Besides, listeners looking for more stations to listen to can get an infinite number via the Internet right now, making the idea of running out to buy a new digital MW radio feature seem unreasonable. Oddly enough, if one just has to have more broadcast stations, and too many stations aren’t necessarily a good thing, the old TV spectrum adjacent to the FM band is much underused.

So, let’s just agree that trying to make MW into something that can compete with VHF, Internet and satellite is … well … as silly as building in a flood plain and expecting to not float away periodically.
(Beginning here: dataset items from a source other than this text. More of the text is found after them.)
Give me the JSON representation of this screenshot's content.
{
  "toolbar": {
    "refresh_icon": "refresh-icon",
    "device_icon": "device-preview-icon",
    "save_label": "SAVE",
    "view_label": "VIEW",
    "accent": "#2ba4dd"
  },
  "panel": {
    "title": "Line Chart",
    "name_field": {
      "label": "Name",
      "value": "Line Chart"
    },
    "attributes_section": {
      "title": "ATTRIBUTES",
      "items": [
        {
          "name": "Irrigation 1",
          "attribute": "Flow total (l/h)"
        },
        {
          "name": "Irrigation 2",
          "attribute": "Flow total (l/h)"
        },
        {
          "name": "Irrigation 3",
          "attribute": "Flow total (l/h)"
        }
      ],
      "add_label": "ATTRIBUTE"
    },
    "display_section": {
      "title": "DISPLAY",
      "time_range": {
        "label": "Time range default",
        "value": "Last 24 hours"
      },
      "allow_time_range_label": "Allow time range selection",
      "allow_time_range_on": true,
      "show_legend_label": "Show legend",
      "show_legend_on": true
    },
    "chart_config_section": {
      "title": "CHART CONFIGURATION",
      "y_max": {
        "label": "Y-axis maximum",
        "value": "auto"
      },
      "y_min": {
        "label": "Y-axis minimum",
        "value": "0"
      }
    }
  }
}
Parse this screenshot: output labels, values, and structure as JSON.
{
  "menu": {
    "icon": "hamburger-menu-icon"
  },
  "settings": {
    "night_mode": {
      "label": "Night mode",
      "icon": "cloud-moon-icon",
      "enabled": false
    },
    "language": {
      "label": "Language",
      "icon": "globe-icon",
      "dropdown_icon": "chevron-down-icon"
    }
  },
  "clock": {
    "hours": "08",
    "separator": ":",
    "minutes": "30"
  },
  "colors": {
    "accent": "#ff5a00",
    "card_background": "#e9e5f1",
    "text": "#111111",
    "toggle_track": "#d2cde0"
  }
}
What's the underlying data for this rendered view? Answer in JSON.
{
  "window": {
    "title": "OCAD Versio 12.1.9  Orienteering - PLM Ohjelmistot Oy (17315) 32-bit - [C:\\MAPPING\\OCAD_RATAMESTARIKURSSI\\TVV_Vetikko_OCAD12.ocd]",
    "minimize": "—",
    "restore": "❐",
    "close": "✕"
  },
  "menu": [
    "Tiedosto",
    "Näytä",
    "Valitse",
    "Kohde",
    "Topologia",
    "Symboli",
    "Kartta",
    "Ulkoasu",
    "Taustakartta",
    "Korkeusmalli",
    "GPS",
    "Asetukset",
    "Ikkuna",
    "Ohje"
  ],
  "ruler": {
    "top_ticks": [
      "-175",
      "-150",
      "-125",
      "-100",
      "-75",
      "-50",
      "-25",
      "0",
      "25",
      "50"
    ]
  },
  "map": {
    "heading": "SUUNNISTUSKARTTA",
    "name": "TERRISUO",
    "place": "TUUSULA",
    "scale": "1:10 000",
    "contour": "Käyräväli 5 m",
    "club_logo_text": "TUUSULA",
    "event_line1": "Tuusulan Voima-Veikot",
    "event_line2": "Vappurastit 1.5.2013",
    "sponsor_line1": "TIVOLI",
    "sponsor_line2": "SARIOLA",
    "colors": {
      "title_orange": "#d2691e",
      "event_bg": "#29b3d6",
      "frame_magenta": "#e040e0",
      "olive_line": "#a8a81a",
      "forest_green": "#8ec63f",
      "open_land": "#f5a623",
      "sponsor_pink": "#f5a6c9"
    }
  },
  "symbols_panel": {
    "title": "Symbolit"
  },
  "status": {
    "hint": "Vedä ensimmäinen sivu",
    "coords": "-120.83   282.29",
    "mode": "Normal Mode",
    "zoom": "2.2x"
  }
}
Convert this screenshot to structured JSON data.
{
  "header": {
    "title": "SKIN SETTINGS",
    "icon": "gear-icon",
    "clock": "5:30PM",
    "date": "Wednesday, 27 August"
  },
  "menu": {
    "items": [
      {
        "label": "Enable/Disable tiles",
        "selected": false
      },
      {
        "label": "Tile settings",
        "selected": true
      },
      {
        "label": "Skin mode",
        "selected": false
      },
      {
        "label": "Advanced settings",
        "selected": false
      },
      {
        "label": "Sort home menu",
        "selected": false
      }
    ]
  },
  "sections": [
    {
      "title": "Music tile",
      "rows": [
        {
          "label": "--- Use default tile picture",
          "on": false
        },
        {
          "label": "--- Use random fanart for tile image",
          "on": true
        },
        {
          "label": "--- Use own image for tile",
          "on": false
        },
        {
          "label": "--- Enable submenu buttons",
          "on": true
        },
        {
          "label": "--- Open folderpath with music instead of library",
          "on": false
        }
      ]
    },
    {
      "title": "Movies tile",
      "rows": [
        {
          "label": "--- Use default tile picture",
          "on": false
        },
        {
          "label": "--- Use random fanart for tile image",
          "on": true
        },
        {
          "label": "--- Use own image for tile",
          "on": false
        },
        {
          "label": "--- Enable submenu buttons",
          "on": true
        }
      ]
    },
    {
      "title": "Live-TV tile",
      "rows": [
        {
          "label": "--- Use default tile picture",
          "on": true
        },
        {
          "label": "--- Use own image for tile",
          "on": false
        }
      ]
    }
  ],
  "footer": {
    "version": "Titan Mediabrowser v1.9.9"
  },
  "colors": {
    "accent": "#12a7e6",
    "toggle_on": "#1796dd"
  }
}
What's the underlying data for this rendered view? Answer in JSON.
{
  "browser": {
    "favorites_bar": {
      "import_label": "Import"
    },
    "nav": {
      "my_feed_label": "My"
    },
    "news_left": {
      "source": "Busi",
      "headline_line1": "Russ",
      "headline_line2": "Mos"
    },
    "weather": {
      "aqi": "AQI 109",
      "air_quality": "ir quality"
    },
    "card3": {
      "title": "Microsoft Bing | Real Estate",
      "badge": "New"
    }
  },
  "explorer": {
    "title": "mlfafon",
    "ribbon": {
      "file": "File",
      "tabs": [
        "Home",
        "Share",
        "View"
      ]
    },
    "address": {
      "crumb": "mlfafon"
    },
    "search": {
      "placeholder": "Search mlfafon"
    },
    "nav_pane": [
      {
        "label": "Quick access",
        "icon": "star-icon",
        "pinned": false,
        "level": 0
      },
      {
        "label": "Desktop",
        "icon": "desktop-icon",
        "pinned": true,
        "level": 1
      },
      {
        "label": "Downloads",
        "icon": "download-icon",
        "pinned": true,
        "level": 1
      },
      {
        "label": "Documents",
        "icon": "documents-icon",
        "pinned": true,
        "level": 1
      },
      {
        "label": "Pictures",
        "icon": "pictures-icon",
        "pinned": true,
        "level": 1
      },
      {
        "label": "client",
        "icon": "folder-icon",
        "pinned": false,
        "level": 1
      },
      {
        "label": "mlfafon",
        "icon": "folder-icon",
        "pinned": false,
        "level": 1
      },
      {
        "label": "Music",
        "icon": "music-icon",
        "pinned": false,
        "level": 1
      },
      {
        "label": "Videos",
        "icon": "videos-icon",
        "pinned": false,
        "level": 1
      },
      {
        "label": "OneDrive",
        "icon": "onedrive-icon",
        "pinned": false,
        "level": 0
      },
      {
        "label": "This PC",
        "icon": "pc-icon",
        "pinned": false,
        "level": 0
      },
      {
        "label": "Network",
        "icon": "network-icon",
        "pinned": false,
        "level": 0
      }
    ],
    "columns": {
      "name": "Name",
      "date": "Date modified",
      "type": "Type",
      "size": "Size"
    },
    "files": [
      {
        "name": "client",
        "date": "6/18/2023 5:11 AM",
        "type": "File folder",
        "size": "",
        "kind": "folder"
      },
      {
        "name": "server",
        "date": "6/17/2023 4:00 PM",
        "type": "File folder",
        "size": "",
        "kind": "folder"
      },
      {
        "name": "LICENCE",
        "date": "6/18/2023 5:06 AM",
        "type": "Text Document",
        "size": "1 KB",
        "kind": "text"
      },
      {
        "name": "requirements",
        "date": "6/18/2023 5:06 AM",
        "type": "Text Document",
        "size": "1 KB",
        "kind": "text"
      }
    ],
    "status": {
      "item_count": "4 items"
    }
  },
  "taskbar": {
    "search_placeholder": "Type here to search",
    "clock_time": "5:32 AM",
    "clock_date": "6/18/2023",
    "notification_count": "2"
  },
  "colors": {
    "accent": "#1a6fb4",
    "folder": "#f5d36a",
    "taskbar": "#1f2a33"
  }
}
However, moving all AM stations to the old and much underused VHF TV slots works just fine.

Could it be that unwinding the MW/AM service with the goal of providing a few simulcast (from their new VHF allotments), wide area coverage and some really very accessible community low-power services is a more desirable revitalization of the MW band?

MY TWO CENTS

I would do two other things with the MW/AM band.

First, I’d provide space for a low-power AM service with a very low barrier to entry.

There really should be a way that any school, church, travelers information service or what-have-you can broadcast for a few miles for not a lot of money or brain damage, when they want, in such a way that it doesn’t hurt anyone. The top of the MW/AM band is perfect for that. One might even split that unused 1700–1800 between the hams and hyper-band broadcast AM. One might make this unlicensed and lightly regulated.

The other tweak is making all the big AM guys suppress one sideband.

Put a 1000 kHz in New York and Los Angeles, but on opposite sidebands so a good radio here in Denver can select between them. Let every top-100 metro have one or two 250 kW services, and not a lot else. Let every state have another one or two boomers.

Using the sideband technique, we have essentially 200 clear channel stations, giving every location a dozen or so daytime services and of course 200 nighttime. Canada and Mexico, which have more MW needy territory to cover, might play along, considering that a MW radio in much of the world receives nothing at all as MW services have been retired. In fact, Canada and Mexico should have more of a share of MW than the U.S. does in a fair world.

Odds are that this revitalized MW service would result in an interesting and convenient service that better answers the public interest, convenience and necessity. Even marginal AM stations move to better spectral ground too. Even the syndication guys win with FM (or digital) VHF signals in their markets, backed up by the occasional wide-area MW simulcast service for the truckers and denizens of the deserts and north woods. This is a case where we should move from flood plane to hilltop and build nicer places.

But mostly, a world of many interference-free diverse voices (all also available locally on VHF simulcasts) seems a better revitalization of the MW band than does a cacophony of sizzling digital wideband signals battling the laws of nature and nighttime propagation in an attempt to deliver a purely local service into places where MW just won’t go.

Truckers, campers, DXers, arm chair travelers, ultra rural residents and owners of antique furniture-quality AM radios, two dollar transistor radios and marginal MW stations … all win. That leaves only the digital-on-MW folks in the cold. Let’s hope they will be happy with being able to do all-digital on the VHF expansion and migration.

Let MW return to what it was born to do: a handful of low-fidelity services with divergent voices to the distant corners of the continent … a place for the unique voices of distant lands. MW is not incurably sick, and extraordinary high-tech resuscitation is not indicated.

The author is a broadcast engineer active in industry education and cutting-edge technology, mostly on the streaming and video side. His first love is AM radio. He says he has four 1,800-foot Beverage antennas and is “rebuilding a Gates BC-1F like some people rebuild old Mustang convertibles.”